Friday, November 4, 2016
Music Review - Mutemath - Vitals
It’s been four years since Mutemath released an album, although this isn’t exactly unusual as the band has only released four albums in ten years. What’s different this time is that the band has left their label and gone the crowd-funding route which gave them the freedom to do anything they wanted. Why they went the way they did befuddles me.
While Mutemath is known for following their muse and having a different sound on each album, for Vitals they went for an indie-Euro-pop sound. After listening to the first three songs I thought that my fifteen year old daughter might like them.
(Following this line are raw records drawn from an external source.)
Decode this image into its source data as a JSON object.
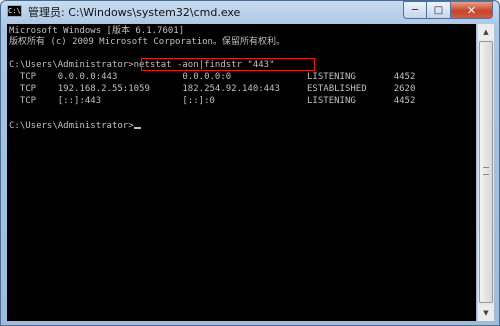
{
  "window": {
    "title": "管理员: C:\\Windows\\system32\\cmd.exe",
    "icon": "cmd-icon",
    "icon_label": "C:\\",
    "minimize_label": "─",
    "maximize_label": "□",
    "close_label": "✕"
  },
  "console": {
    "lines": [
      "Microsoft Windows [版本 6.1.7601]",
      "版权所有 (c) 2009 Microsoft Corporation。保留所有权利。",
      "",
      "C:\\Users\\Administrator>netstat -aon|findstr \"443\"",
      "  TCP    0.0.0.0:443            0.0.0.0:0              LISTENING       4452",
      "  TCP    192.168.2.55:1059      182.254.92.140:443     ESTABLISHED     2620",
      "  TCP    [::]:443               [::]:0                 LISTENING       4452",
      "",
      "C:\\Users\\Administrator>"
    ]
  },
  "colors": {
    "console_bg": "#000000",
    "console_text": "#c0c0c0",
    "highlight_border": "#e0201a"
  }
}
She didn’t. So now I’m listening to Vitals over and over, wondering if it’s just that I’m not overly keen on the sound or if, for the first time in their career, Mutemath has dropped the ball. But back to those first three songs. All are upbeat and fun, sometimes bordering on disco, and all incorporate a lot of synth and electronic sounds. There’s not a lot of guitars and drummer Darren King, one of the best drummers playing today, isn’t able to do much within the pop framework. Still, the songs are catchy and would make great workout music for those inclined to abuse their bodies that way. “Stratosphere” sounds a bit more like the Mutemath of bygone days with a pulsing, urgent rhythm under dreamy vocals bathed in reverb, but “Used To” is anything but, incorporating low bass synths and a solid wall of keyboards in the huge chorus. The opening line of “Best of Intentions” shows the bands sly humor: “I’d like to help you get those hangups under control / But I’ve got far too many of my own.” The chorus of this song harkens back the seventies and totally knocks it out of the park.
While listening to the closing track, “Remain” it hit me that Mutemath might have been ingesting quite a bit of Phoenix. While Mutemath is certainly less twitchy than the French band, this new album definitely shares their synthy-pop vibe. This is driven home in the two instrumentals, “Vitals” and “Bulletproof”, which are both thoroughly engaging but completely different than anything the band has recorded previously although somehow still distinctly Mutemath.
This past weekend I had many songs from Vitals in my head, which is always a good indicator of quality tune-smithing. Indeed the songs are great fun to listen to and there are solid melodic hooks underneath all those keyboards, so it’s likely that my problem with the album, if I have a problem and I’m not sure I do, is that I expected indie-rock guitars and got Euro-pop synths. Perhaps I should have expected that Mutemath, a band who always defies expectations, would deliver the unexpected and just get over my hangups.